Claude described SRI’s process for creating new, useful innovations – which starts with defining and refining customer needs. As obvious as that may seem, it’s still terribly common that technology companies begin with a solution and push it at customers, whose needs they understand only poorly. To illustrate how an ongoing dialogue between researchers and customers can evolve the product successfully, he told the story of Grabit, a technology company spun out of SRI and featured in Lux Research’s soft robotics coverage (Grabit Company Overview, Distributed Manufacturing: The Next Industrial Revolution? and Gripping the Truth: Advances in End-effectors for Manufacturing Robots).

Grabit started out as SRI’s response to a DARPA challenge – to build a robot that can climb walls. While other developers attempted approaches like artificial gecko feet (Stanford), mini claws (Georgia Tech), or suction cups (MIT), SRI’s Harsha Prahlad Ph.D., identified a solution based on electro-adhesion. Electro-adhesion is a means of creating positive and negative charges on a surface (of a film, for example), which creates electrostatic attraction between that surface and another object. Compared to the other approaches, it can be turned on or off quickly, has ultra-low power consumption (microwatts), and operates on many kinds of surfaces. Not only did the SRI robot win the DARPA challenge, it also showed promise in a variety of other fields. For example, Claude showed how devices using electrostatic adhesion could perform simple applications, like attaching a tablet computer to a wall, or more complex and challenging tasks, like climbing up the side of a bridge or building, to inspect for corrosion and cracking.

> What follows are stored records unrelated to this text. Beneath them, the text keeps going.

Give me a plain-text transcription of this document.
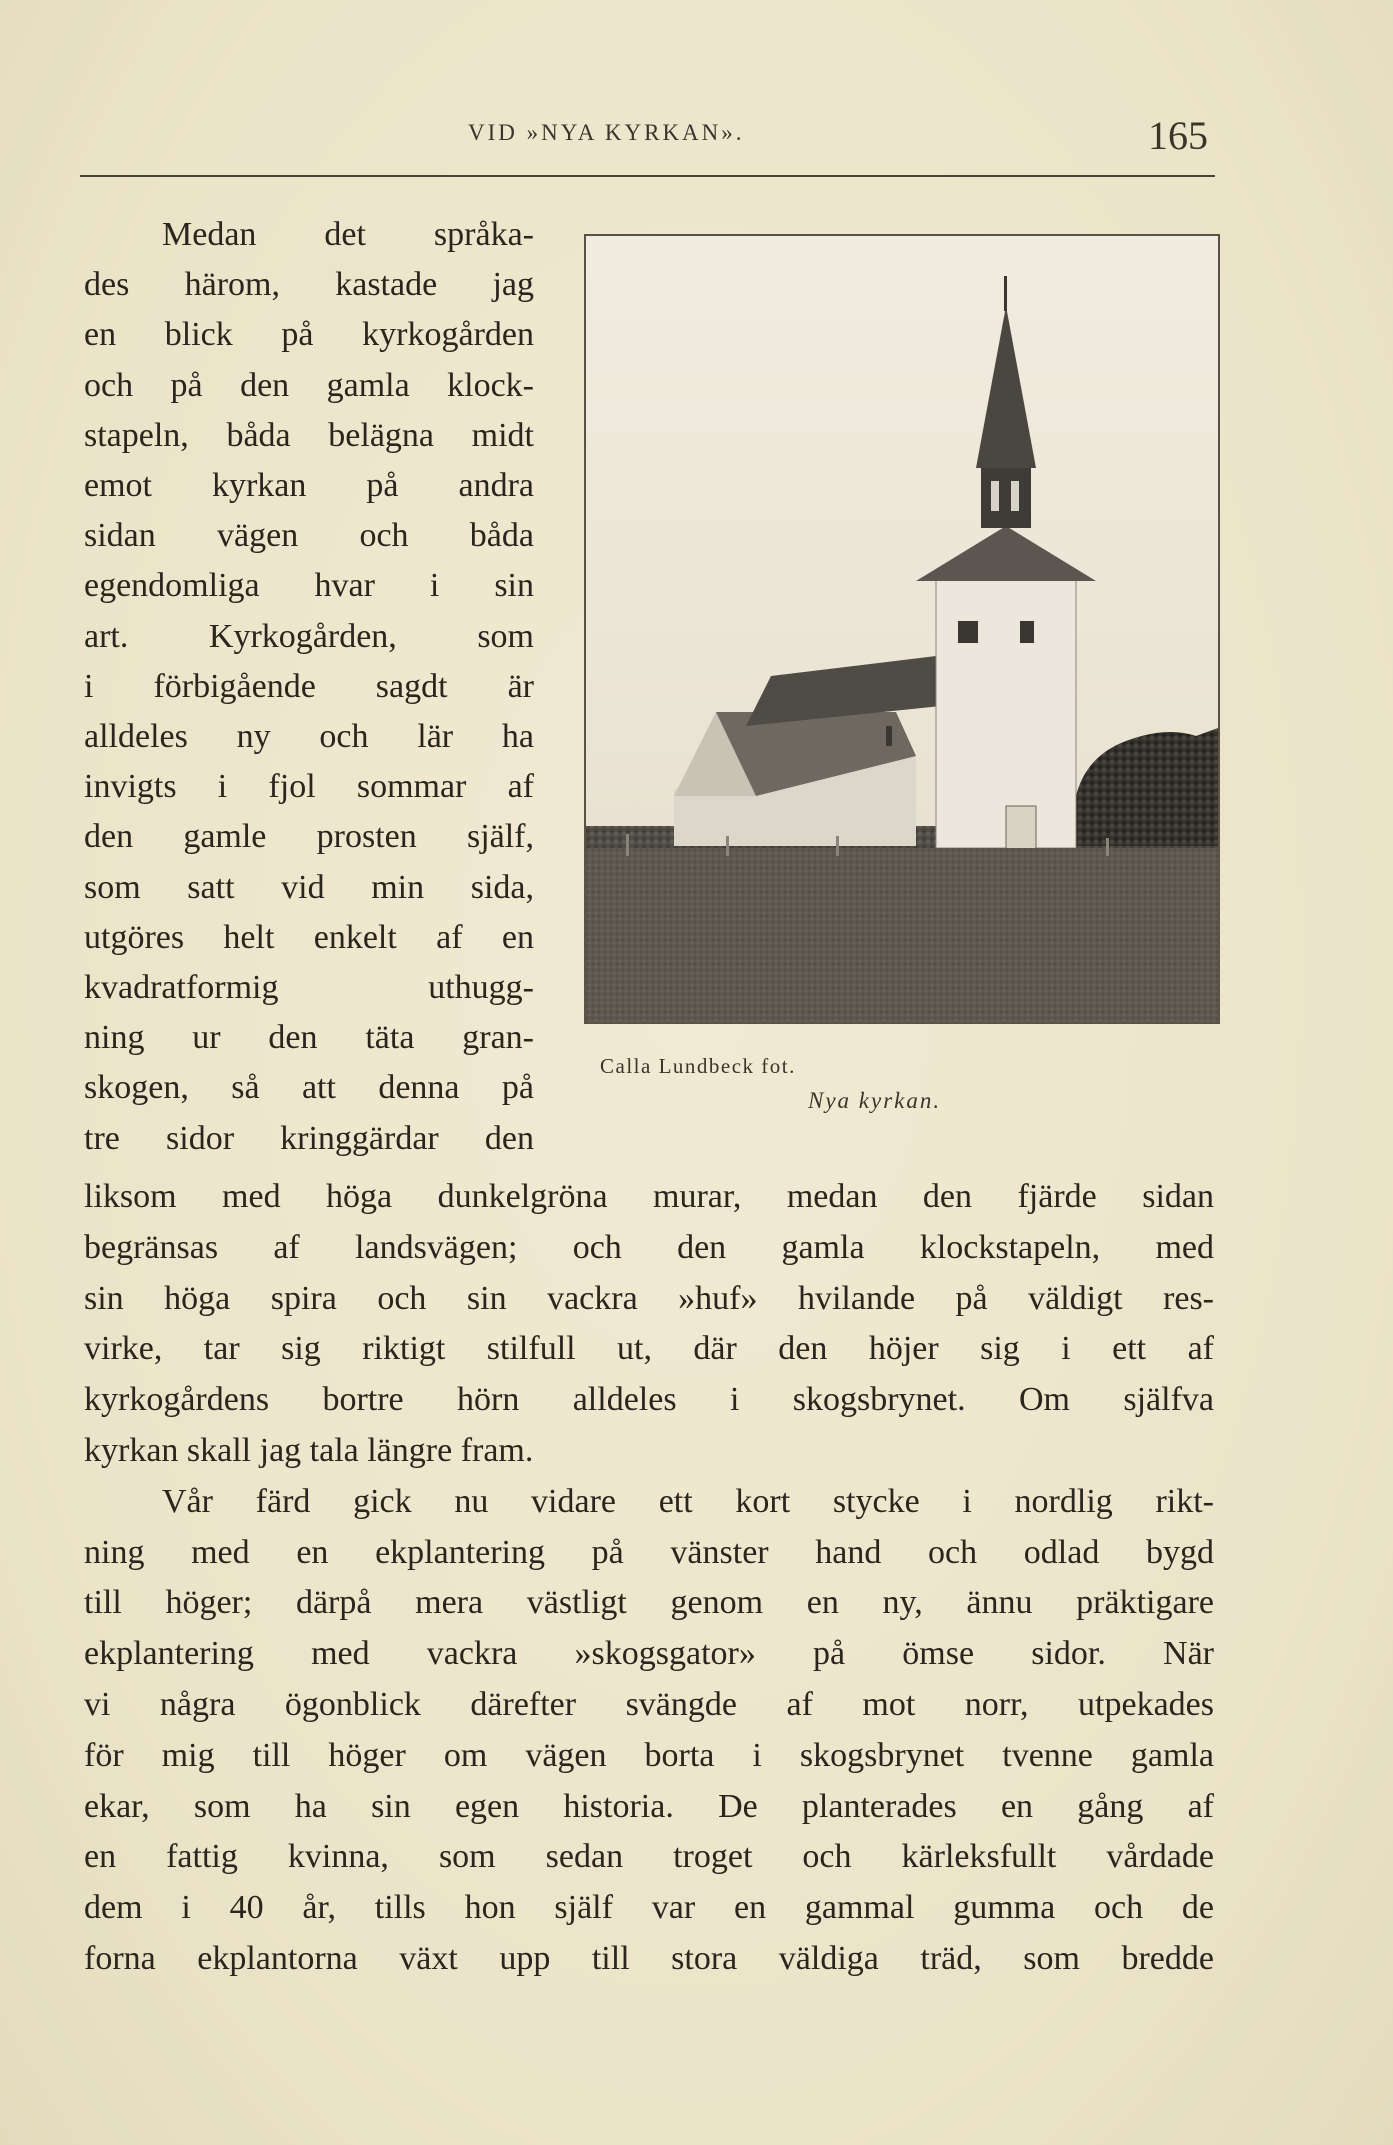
VID »NYA KYRKAN».	165
Medan det språka-
des härom, kastade jag
en blick på kyrkogården
och på den gamla klock-
stapeln, båda belägna midt
emot kyrkan på andra
sidan vägen och båda
egendomliga hvar i sin
art. Kyrkogården, som
i förbigående sagdt är
alldeles ny och lär ha
invigts i fjol sommar af
den gamle prosten själf,
som satt vid min sida,
utgöres helt enkelt af en
kvadratformig uthugg-
ning ur den täta gran-
skogen, så att denna på
tre sidor kringgärdar den
Calla Lundbeck fot.
Nya kyrkan.
liksom med höga dunkelgröna murar, medan den fjärde sidan
begränsas af landsvägen; och den gamla klockstapeln, med
sin höga spira och sin vackra »huf» hvilande på väldigt res-
virke, tar sig riktigt stilfull ut, där den höjer sig i ett af
kyrkogårdens bortre hörn alldeles i skogsbrynet. Om själfva
kyrkan skall jag tala längre fram.
Vår färd gick nu vidare ett kort stycke i nordlig rikt-
ning med en ekplantering på vänster hand och odlad bygd
till höger; därpå mera västligt genom en ny, ännu präktigare
ekplantering med vackra »skogsgator» på ömse sidor. När
vi några ögonblick därefter svängde af mot norr, utpekades
för mig till höger om vägen borta i skogsbrynet tvenne gamla
ekar, som ha sin egen historia. De planterades en gång af
en fattig kvinna, som sedan troget och kärleksfullt vårdade
dem i 40 år, tills hon själf var en gammal gumma och de
forna ekplantorna växt upp till stora väldiga träd, som bredde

But where the company really found traction (pun intended) was in the field of textile manufacturing, which discussions with sportswear giant Nike helped them understand. Making clothing is a very manually-intensive process, because no robot is better than human fingers at picking up soft, pliable, irregularly shaped textile pieces and placing them on top of one another for assembly. Claude showed a video of a robot with an electro-adhesive “hand” (grabber, in robotics terms) picking up pants pockets from a stack, and placing them in exactly the right place on the back of a pair of jeans. Some other potential applications in sheet material handling include glass and carbon fiber (both of which are also often handled manually today). Yet another viable application that SRI found through customer discussions was bin picking, where various items are removed from a warehouse shelf and put in a bin for shipping.

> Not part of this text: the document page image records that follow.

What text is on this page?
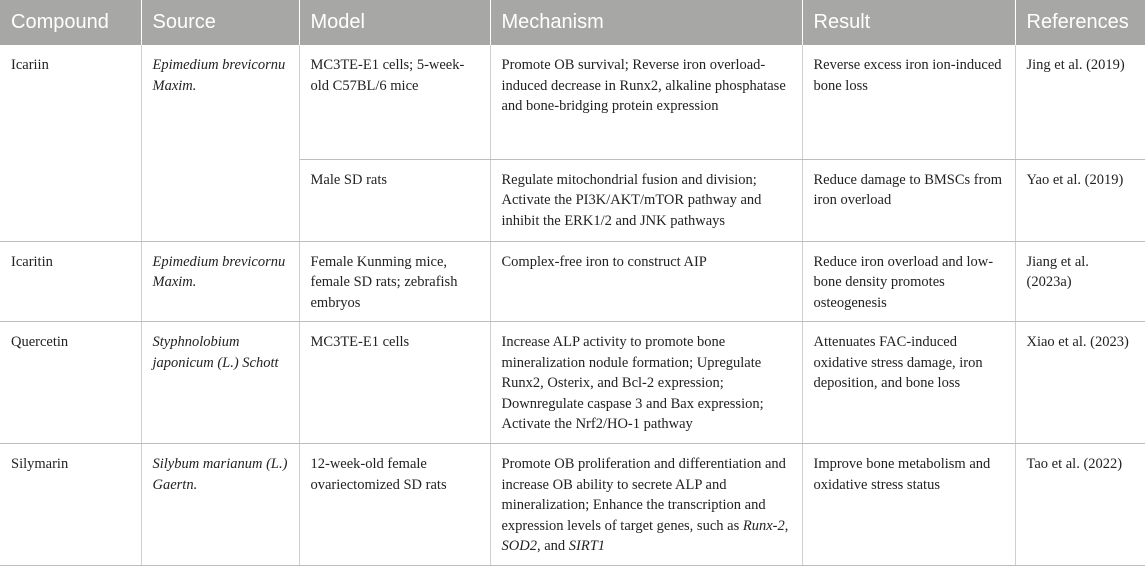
Compound	Source	Model	Mechanism	Result	References
Icariin	Epimedium brevicornu Maxim.	MC3TE-E1 cells; 5-week-old C57BL/6 mice	Promote OB survival; Reverse iron overload-induced decrease in Runx2, alkaline phosphatase and bone-bridging protein expression	Reverse excess iron ion-induced bone loss	Jing et al. (2019)
		Male SD rats	Regulate mitochondrial fusion and division; Activate the PI3K/AKT/mTOR pathway and inhibit the ERK1/2 and JNK pathways	Reduce damage to BMSCs from iron overload	Yao et al. (2019)
Icaritin	Epimedium brevicornu Maxim.	Female Kunming mice, female SD rats; zebrafish embryos	Complex-free iron to construct AIP	Reduce iron overload and low-bone density promotes osteogenesis	Jiang et al. (2023a)
Quercetin	Styphnolobium japonicum (L.) Schott	MC3TE-E1 cells	Increase ALP activity to promote bone mineralization nodule formation; Upregulate Runx2, Osterix, and Bcl-2 expression; Downregulate caspase 3 and Bax expression; Activate the Nrf2/HO-1 pathway	Attenuates FAC-induced oxidative stress damage, iron deposition, and bone loss	Xiao et al. (2023)
Silymarin	Silybum marianum (L.) Gaertn.	12-week-old female ovariectomized SD rats	Promote OB proliferation and differentiation and increase OB ability to secrete ALP and mineralization; Enhance the transcription and expression levels of target genes, such as Runx-2, SOD2, and SIRT1	Improve bone metabolism and oxidative stress status	Tao et al. (2022)
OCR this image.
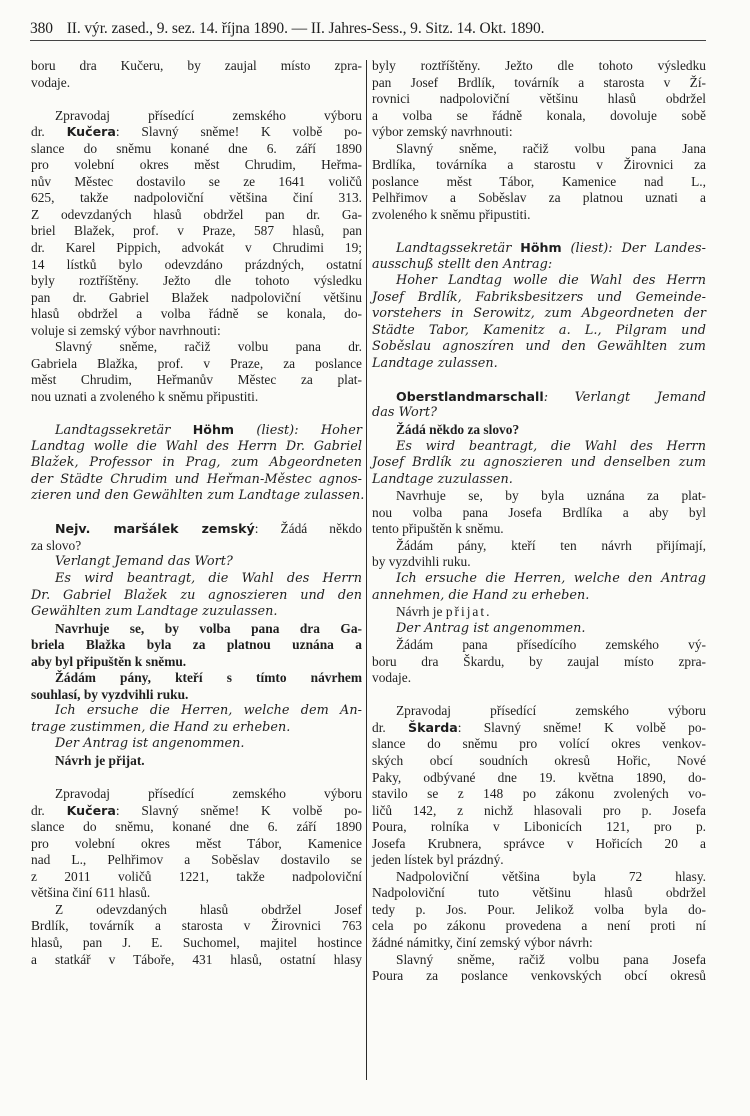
380 II. výr. zased., 9. sez. 14. října 1890. — II. Jahres-Sess., 9. Sitz. 14. Okt. 1890.
boru dra Kučeru, by zaujal místo zpra-
vodaje.
Zpravodaj přísedící zemského výboru
dr. Kučera: Slavný sněme! K volbě po-
slance do sněmu konané dne 6. září 1890
pro volební okres měst Chrudim, Heřma-
nův Městec dostavilo se ze 1641 voličů
625, takže nadpoloviční většina činí 313.
Z odevzdaných hlasů obdržel pan dr. Ga-
briel Blažek, prof. v Praze, 587 hlasů, pan
dr. Karel Pippich, advokát v Chrudimi 19;
14 lístků bylo odevzdáno prázdných, ostatní
byly roztříštěny. Ježto dle tohoto výsledku
pan dr. Gabriel Blažek nadpoloviční většinu
hlasů obdržel a volba řádně se konala, do-
voluje si zemský výbor navrhnouti:
Slavný sněme, račiž volbu pana dr.
Gabriela Blažka, prof. v Praze, za poslance
měst Chrudim, Heřmanův Městec za plat-
nou uznati a zvoleného k sněmu připustiti.
Landtagssekretär Höhm (liest): Hoher
Landtag wolle die Wahl des Herrn Dr. Gabriel
Blažek, Professor in Prag, zum Abgeordneten
der Städte Chrudim und Heřman-Městec agnos-
zieren und den Gewählten zum Landtage zulassen.
Nejv. maršálek zemský: Žádá někdo
za slovo?
Verlangt Jemand das Wort?
Es wird beantragt, die Wahl des Herrn
Dr. Gabriel Blažek zu agnoszieren und den
Gewählten zum Landtage zuzulassen.
Navrhuje se, by volba pana dra Ga-
briela Blažka byla za platnou uznána a
aby byl připuštěn k sněmu.
Žádám pány, kteří s tímto návrhem
souhlasí, by vyzdvihli ruku.
Ich ersuche die Herren, welche dem An-
trage zustimmen, die Hand zu erheben.
Der Antrag ist angenommen.
Návrh je přijat.
Zpravodaj přísedící zemského výboru
dr. Kučera: Slavný sněme! K volbě po-
slance do sněmu, konané dne 6. září 1890
pro volební okres měst Tábor, Kamenice
nad L., Pelhřimov a Soběslav dostavilo se
z 2011 voličů 1221, takže nadpoloviční
většina činí 611 hlasů.
Z odevzdaných hlasů obdržel Josef
Brdlík, továrník a starosta v Žirovnici 763
hlasů, pan J. E. Suchomel, majitel hostince
a statkář v Táboře, 431 hlasů, ostatní hlasy
byly roztříštěny. Ježto dle tohoto výsledku
pan Josef Brdlík, továrník a starosta v Ží-
rovnici nadpoloviční většinu hlasů obdržel
a volba se řádně konala, dovoluje sobě
výbor zemský navrhnouti:
Slavný sněme, račiž volbu pana Jana
Brdlíka, továrníka a starostu v Žirovnici za
poslance měst Tábor, Kamenice nad L.,
Pelhřimov a Soběslav za platnou uznati a
zvoleného k sněmu připustiti.
Landtagssekretär Höhm (liest): Der Landes-
ausschuß stellt den Antrag:
Hoher Landtag wolle die Wahl des Herrn
Josef Brdlík, Fabriksbesitzers und Gemeinde-
vorstehers in Serowitz, zum Abgeordneten der
Städte Tabor, Kamenitz a. L., Pilgram und
Soběslau agnoszíren und den Gewählten zum
Landtage zulassen.
Oberstlandmarschall: Verlangt Jemand
das Wort?
Žádá někdo za slovo?
Es wird beantragt, die Wahl des Herrn
Josef Brdlík zu agnoszieren und denselben zum
Landtage zuzulassen.
Navrhuje se, by byla uznána za plat-
nou volba pana Josefa Brdlíka a aby byl
tento připuštěn k sněmu.
Žádám pány, kteří ten návrh přijímají,
by vyzdvihli ruku.
Ich ersuche die Herren, welche den Antrag
annehmen, die Hand zu erheben.
Návrh je přijat.
Der Antrag ist angenommen.
Žádám pana přísedícího zemského vý-
boru dra Škardu, by zaujal místo zpra-
vodaje.
Zpravodaj přísedící zemského výboru
dr. Škarda: Slavný sněme! K volbě po-
slance do sněmu pro volící okres venkov-
ských obcí soudních okresů Hořic, Nové
Paky, odbývané dne 19. května 1890, do-
stavilo se z 148 po zákonu zvolených vo-
ličů 142, z nichž hlasovali pro p. Josefa
Poura, rolníka v Libonicích 121, pro p.
Josefa Krubnera, správce v Hořicích 20 a
jeden lístek byl prázdný.
Nadpoloviční většina byla 72 hlasy.
Nadpoloviční tuto většinu hlasů obdržel
tedy p. Jos. Pour. Jelikož volba byla do-
cela po zákonu provedena a není proti ní
žádné námitky, činí zemský výbor návrh:
Slavný sněme, račiž volbu pana Josefa
Poura za poslance venkovských obcí okresů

So how did SRI go from inventing a military robot made to climb walls, to manufacturing industrial robots that could assemble pants? By asking customers at every step of the way about their unmet needs and open opportunities. Once the textile manufacturing and pick-and-place applications had been identified and vetted with potential customers, they felt it was ready to go to market. The final steps in the technology’s transition from research experiment to commercial product could only come with stronger expertise in business and sales. The company Grabit was created, and SRI hired an experienced entrepreneur named Charlie Duncheon to work with their internal team. With much of the initial technical and market risk eliminated before launch, the company was able to raise more than $20 million to develop the technology into a manufacturable product, and its first units shipped only eight months later.

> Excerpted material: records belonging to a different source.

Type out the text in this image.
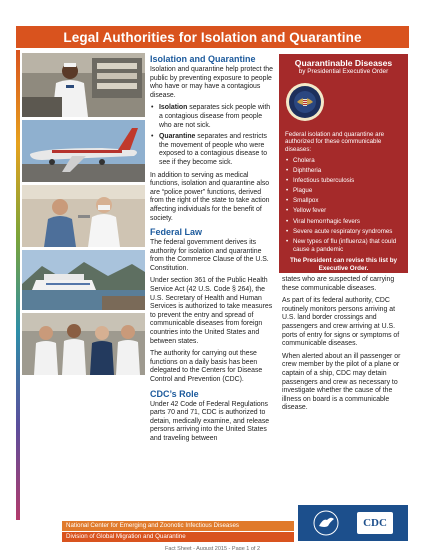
Legal Authorities for Isolation and Quarantine
Isolation and Quarantine

Isolation and quarantine help protect the public by preventing exposure to people who have or may have a contagious disease.

• Isolation separates sick people with a contagious disease from people who are not sick.
• Quarantine separates and restricts the movement of people who were exposed to a contagious disease to see if they become sick.

In addition to serving as medical functions, isolation and quarantine also are “police power” functions, derived from the right of the state to take action affecting individuals for the benefit of society.

Federal Law

The federal government derives its authority for isolation and quarantine from the Commerce Clause of the U.S. Constitution.

Under section 361 of the Public Health Service Act (42 U.S. Code § 264), the U.S. Secretary of Health and Human Services is authorized to take measures to prevent the entry and spread of communicable diseases from foreign countries into the United States and between states.

The authority for carrying out these functions on a daily basis has been delegated to the Centers for Disease Control and Prevention (CDC).

CDC’s Role

Under 42 Code of Federal Regulations parts 70 and 71, CDC is authorized to detain, medically examine, and release persons arriving into the United States and traveling between

Quarantinable Diseases
by Presidential Executive Order
Federal isolation and quarantine are authorized for these communicable diseases:
• Cholera
• Diphtheria
• Infectious tuberculosis
• Plague
• Smallpox
• Yellow fever
• Viral hemorrhagic fevers
• Severe acute respiratory syndromes
• New types of flu (influenza) that could cause a pandemic
The President can revise this list by Executive Order.

states who are suspected of carrying these communicable diseases.

As part of its federal authority, CDC routinely monitors persons arriving at U.S. land border crossings and passengers and crew arriving at U.S. ports of entry for signs or symptoms of communicable diseases.

When alerted about an ill passenger or crew member by the pilot of a plane or captain of a ship, CDC may detain passengers and crew as necessary to investigate whether the cause of the illness on board is a communicable disease.

National Center for Emerging and Zoonotic Infectious Diseases
Division of Global Migration and Quarantine
CDC
Fact Sheet - August 2015 - Page 1 of 2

Following his presentation, Claude took questions and discussed SRI’s process with the audience. One topic was how to approach opportunities where the customers themselves don’t even know their own needs, or can’t see an application of technology that’s too far away from what they are used to. In these instances, rapidly prototyping and revising ideas to help customers see the vision is one approach; another is to look at adjacent technologies that can be combined synergistically, such as a handheld phone and a handheld digital camera sharing a user interface and power supply. But even in these cases, the common theme of bringing together scientific expertise and market awareness – researching in both directions – will always be a robust strategy for technical and commercial success.